Quelques-uns de ses contemporains ont adopté le même stratagème – comme Andrei Tarkovski (L’Enfance d’Ivan) ou encore Kira Mouratova (Longs adieux, Parmi les pierres grises) -, en réalisant des films avec des enfants, sur des enfants, pour aborder des sujets écartés par la politique officielle de l’époque et avoir ainsi la possibilité de formuler les valeurs d’une nouvelle génération se formant au sein des années stalinistes d’après-guerre. La figure de l’enfant au cinéma était déjà présente dans les films néo-réalistes italiens pendant les années troubles. Rossellini ou encore Vittorio De Sica, pour n’en citer que deux, ont réalisé des films sur des enfants pour sortir des contraintes imposées par le régime de Mussolini, et ainsi créer un réalisme poétique. Adopter la vision d’un enfant permet de s’interroger sur les décisions des adultes tout en incarnant un espoir pour l’avenir. Gilles Deleuze appuie également :

« On a souligné le rôle de l’enfant dans le néo-réalisme, notamment chez De Sica (puis en France chez Truffaut) : c’est que, dans le monde adulte, l’enfant est affecté d’une certaine impuissance motrice, mais qui le rend d’autant plus apte à voir et à entendre. »

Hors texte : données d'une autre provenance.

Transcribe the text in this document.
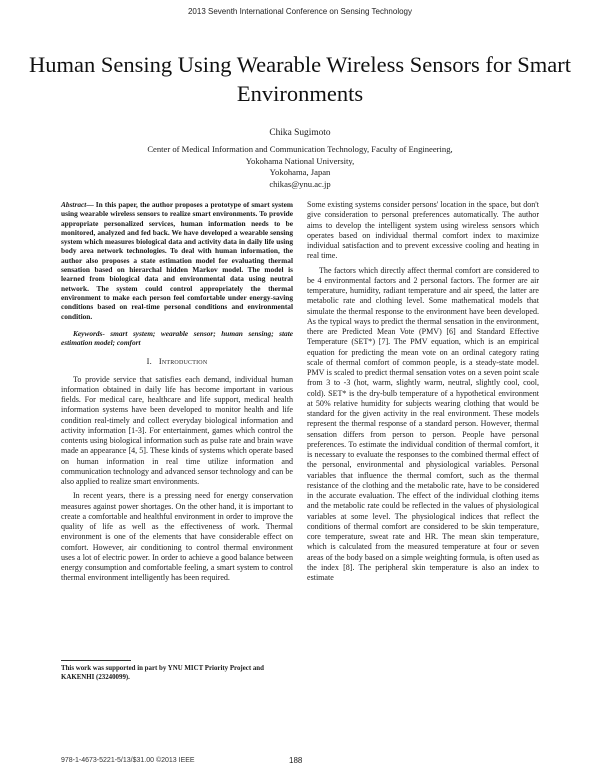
2013 Seventh International Conference on Sensing Technology
Human Sensing Using Wearable Wireless Sensors for Smart Environments
Chika Sugimoto
Center of Medical Information and Communication Technology, Faculty of Engineering,
Yokohama National University,
Yokohama, Japan
chikas@ynu.ac.jp

Abstract— In this paper, the author proposes a prototype of smart system using wearable wireless sensors to realize smart environments. To provide appropriate personalized services, human information needs to be monitored, analyzed and fed back. We have developed a wearable sensing system which measures biological data and activity data in daily life using body area network technologies. To deal with human information, the author also proposes a state estimation model for evaluating thermal sensation based on hierarchal hidden Markov model. The model is learned from biological data and environmental data using neutral network. The system could control appropriately the thermal environment to make each person feel comfortable under energy-saving conditions based on real-time personal conditions and environmental condition.

Keywords- smart system; wearable sensor; human sensing; state estimation model; comfort

I. Introduction

To provide service that satisfies each demand, individual human information obtained in daily life has become important in various fields. For medical care, healthcare and life support, medical health information systems have been developed to monitor health and life condition real-timely and collect everyday biological information and activity information [1-3]. For entertainment, games which control the contents using biological information such as pulse rate and brain wave made an appearance [4, 5]. These kinds of systems which operate based on human information in real time utilize information and communication technology and advanced sensor technology and can be also applied to realize smart environments.

In recent years, there is a pressing need for energy conservation measures against power shortages. On the other hand, it is important to create a comfortable and healthful environment in order to improve the quality of life as well as the effectiveness of work. Thermal environment is one of the elements that have considerable effect on comfort. However, air conditioning to control thermal environment uses a lot of electric power. In order to achieve a good balance between energy consumption and comfortable feeling, a smart system to control thermal environment intelligently has been required.

Some existing systems consider persons' location in the space, but don't give consideration to personal preferences automatically. The author aims to develop the intelligent system using wireless sensors which operates based on individual thermal comfort index to maximize individual satisfaction and to prevent excessive cooling and heating in real time.

The factors which directly affect thermal comfort are considered to be 4 environmental factors and 2 personal factors. The former are air temperature, humidity, radiant temperature and air speed, the latter are metabolic rate and clothing level. Some mathematical models that simulate the thermal response to the environment have been developed. As the typical ways to predict the thermal sensation in the environment, there are Predicted Mean Vote (PMV) [6] and Standard Effective Temperature (SET*) [7]. The PMV equation, which is an empirical equation for predicting the mean vote on an ordinal category rating scale of thermal comfort of common people, is a steady-state model. PMV is scaled to predict thermal sensation votes on a seven point scale from 3 to -3 (hot, warm, slightly warm, neutral, slightly cool, cool, cold). SET* is the dry-bulb temperature of a hypothetical environment at 50% relative humidity for subjects wearing clothing that would be standard for the given activity in the real environment. These models represent the thermal response of a standard person. However, thermal sensation differs from person to person. People have personal preferences. To estimate the individual condition of thermal comfort, it is necessary to evaluate the responses to the combined thermal effect of the personal, environmental and physiological variables. Personal variables that influence the thermal comfort, such as the thermal resistance of the clothing and the metabolic rate, have to be considered in the accurate evaluation. The effect of the individual clothing items and the metabolic rate could be reflected in the values of physiological variables at some level. The physiological indices that reflect the conditions of thermal comfort are considered to be skin temperature, core temperature, sweat rate and HR. The mean skin temperature, which is calculated from the measured temperature at four or seven areas of the body based on a simple weighting formula, is often used as the index [8]. The peripheral skin temperature is also an index to estimate

This work was supported in part by YNU MICT Priority Project and KAKENHI (23240099).
978-1-4673-5221-5/13/$31.00 ©2013 IEEE	188
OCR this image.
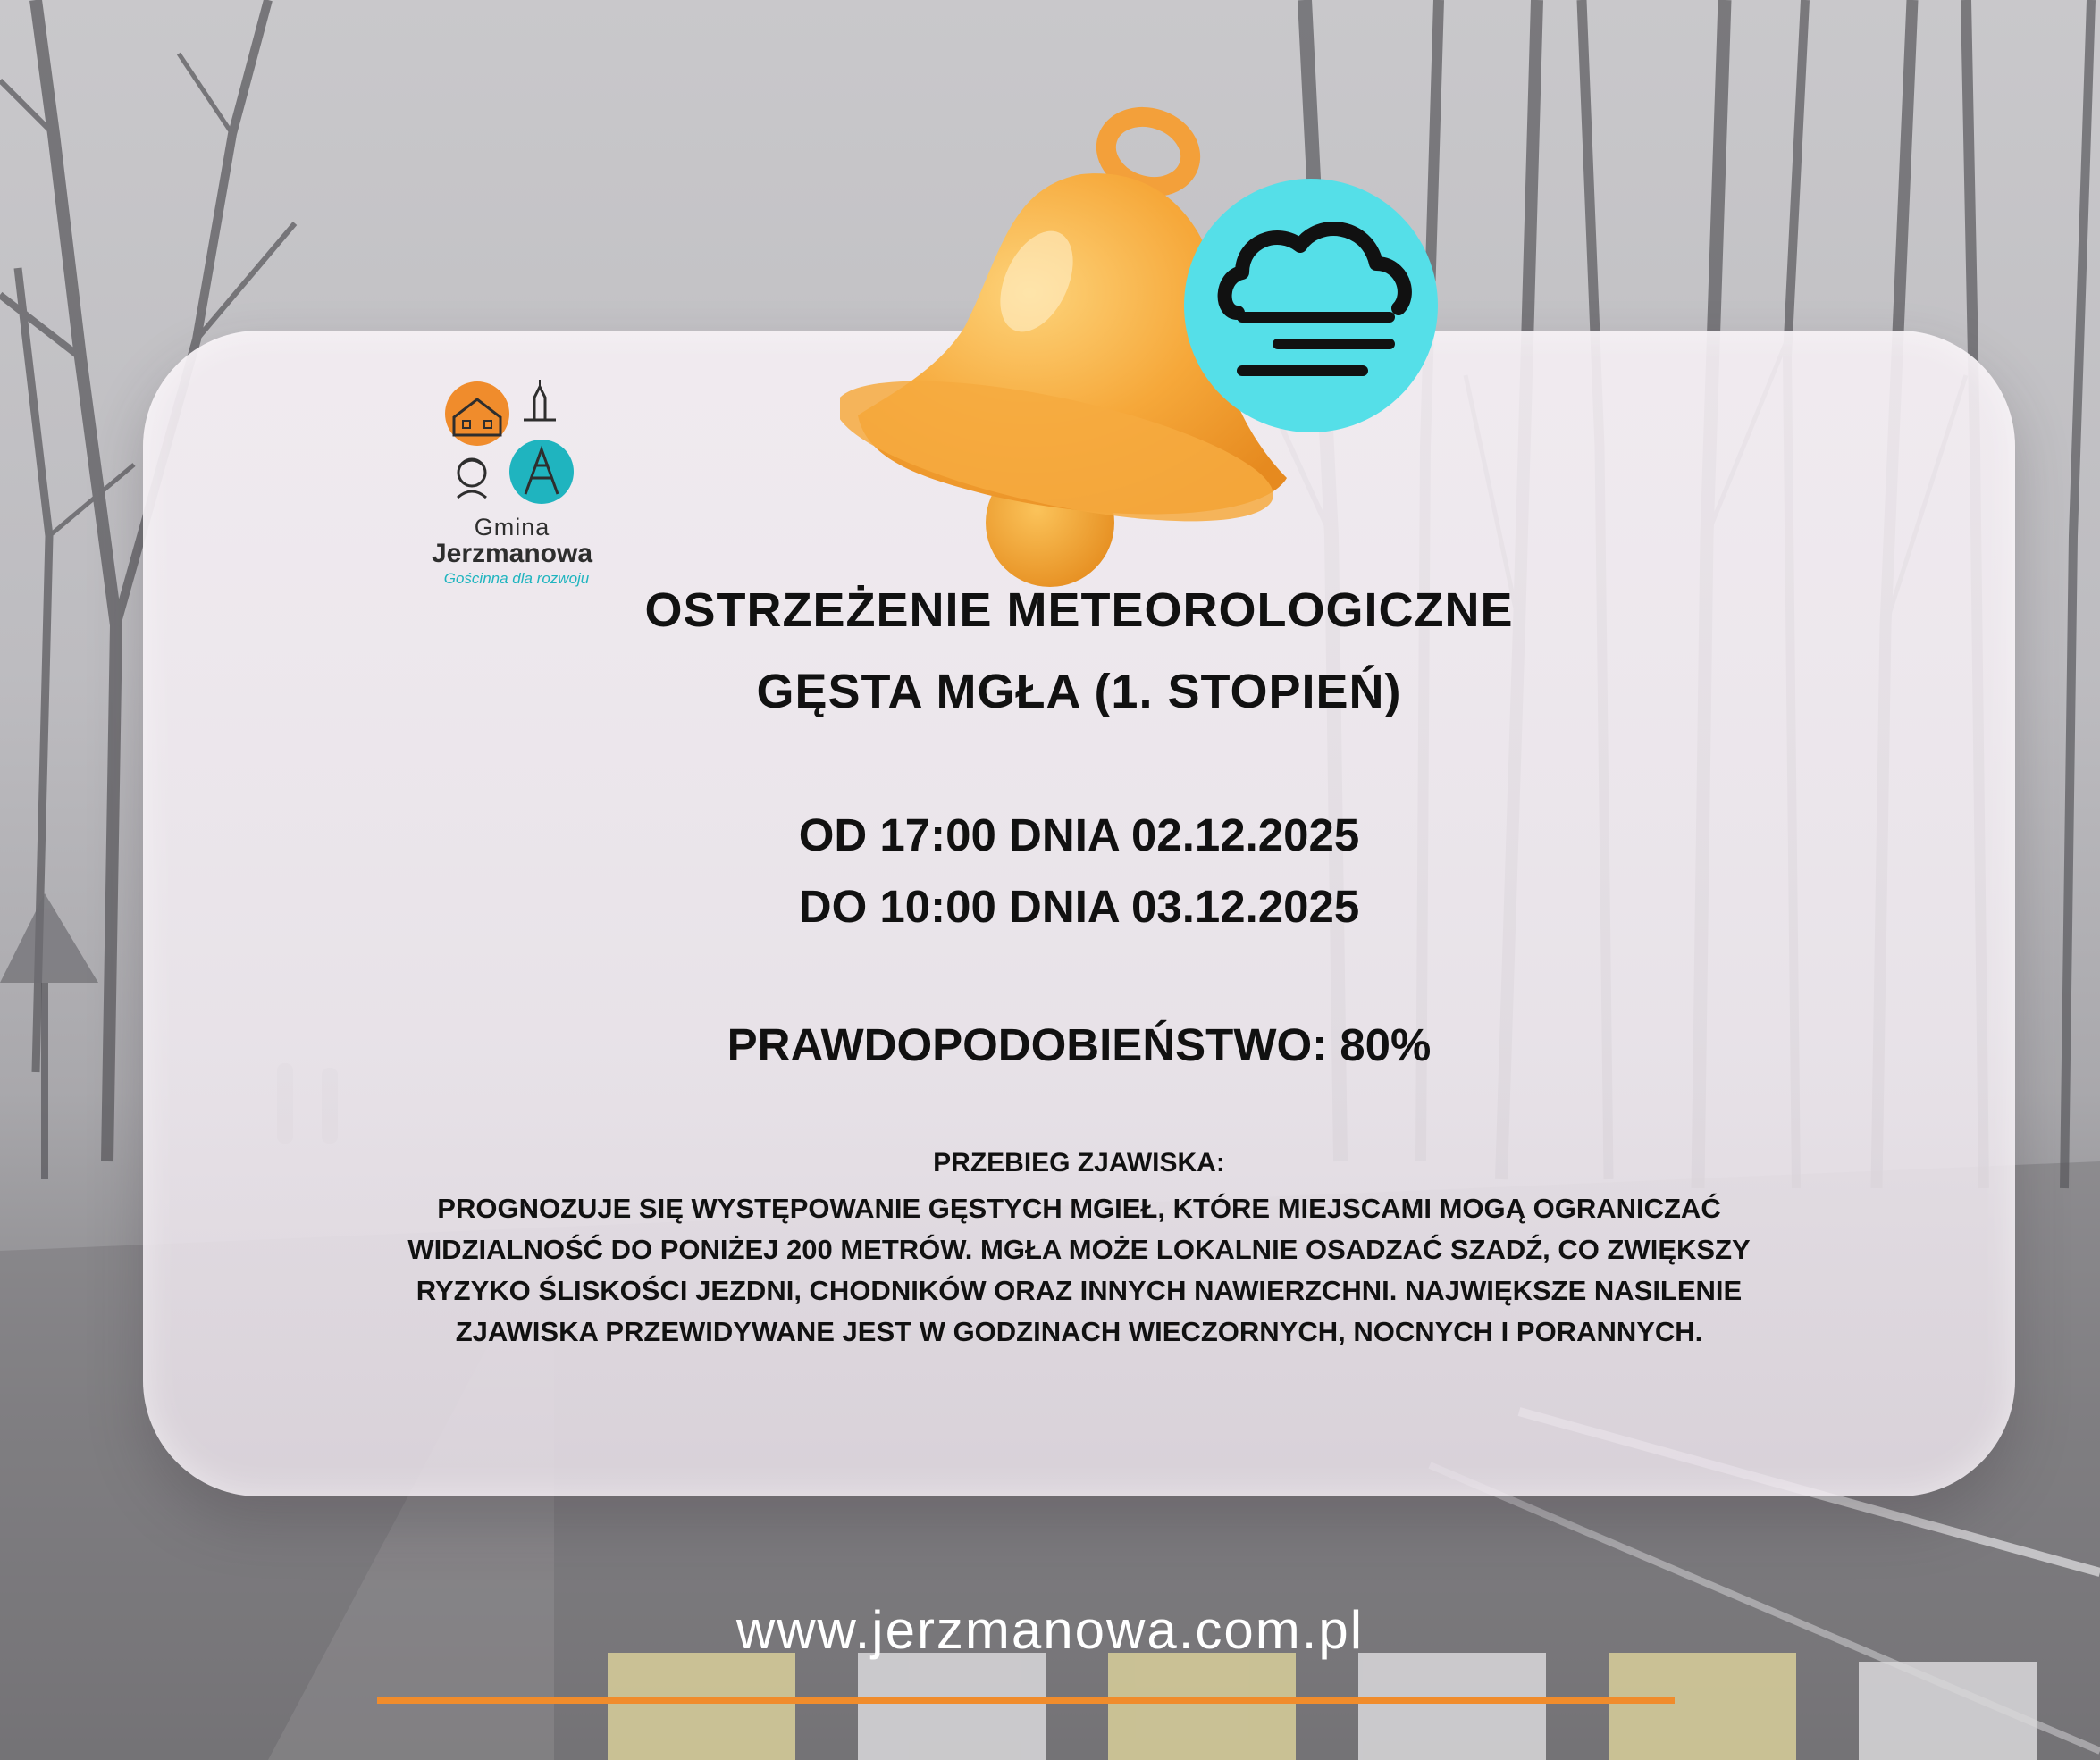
Gmina
Jerzmanowa
Gościnna dla rozwoju
OSTRZEŻENIE METEOROLOGICZNE
GĘSTA MGŁA (1. STOPIEŃ)
OD 17:00 DNIA 02.12.2025
DO 10:00 DNIA 03.12.2025
PRAWDOPODOBIEŃSTWO: 80%
PRZEBIEG ZJAWISKA:
PROGNOZUJE SIĘ WYSTĘPOWANIE GĘSTYCH MGIEŁ, KTÓRE MIEJSCAMI MOGĄ OGRANICZAĆ
WIDZIALNOŚĆ DO PONIŻEJ 200 METRÓW. MGŁA MOŻE LOKALNIE OSADZAĆ SZADŹ, CO ZWIĘKSZY
RYZYKO ŚLISKOŚCI JEZDNI, CHODNIKÓW ORAZ INNYCH NAWIERZCHNI. NAJWIĘKSZE NASILENIE
ZJAWISKA PRZEWIDYWANE JEST W GODZINACH WIECZORNYCH, NOCNYCH I PORANNYCH.
www.jerzmanowa.com.pl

La petite fille à la robe ample est devenue l’héroïne traversant l’un après l’autres les films d’ Arūnas Žebriūnas. Cette figure est devenue emblématique de ses films, elle apparaît sous différents noms : Laima, Vika, ou encore Inga dans La Belle. Elle confère à chaque film des significations différentes, elle devient la force motrice du récit qui permet de résoudre des dilemmes universels : le dialogue où les frictions entre le monde des enfants et des adultes, l’absurdité de la guerre et des conflits, l’usage de la force pour les plus faibles, les normes sociales et bien d’autres encore… Comme le souligne Truffaut, les enfants sont empreints d’honnêteté et de sérieux :

« Mais ce qui frappe, quand on les connaît, c’est la gravité des enfants par rapport à la frivolité des adultes. »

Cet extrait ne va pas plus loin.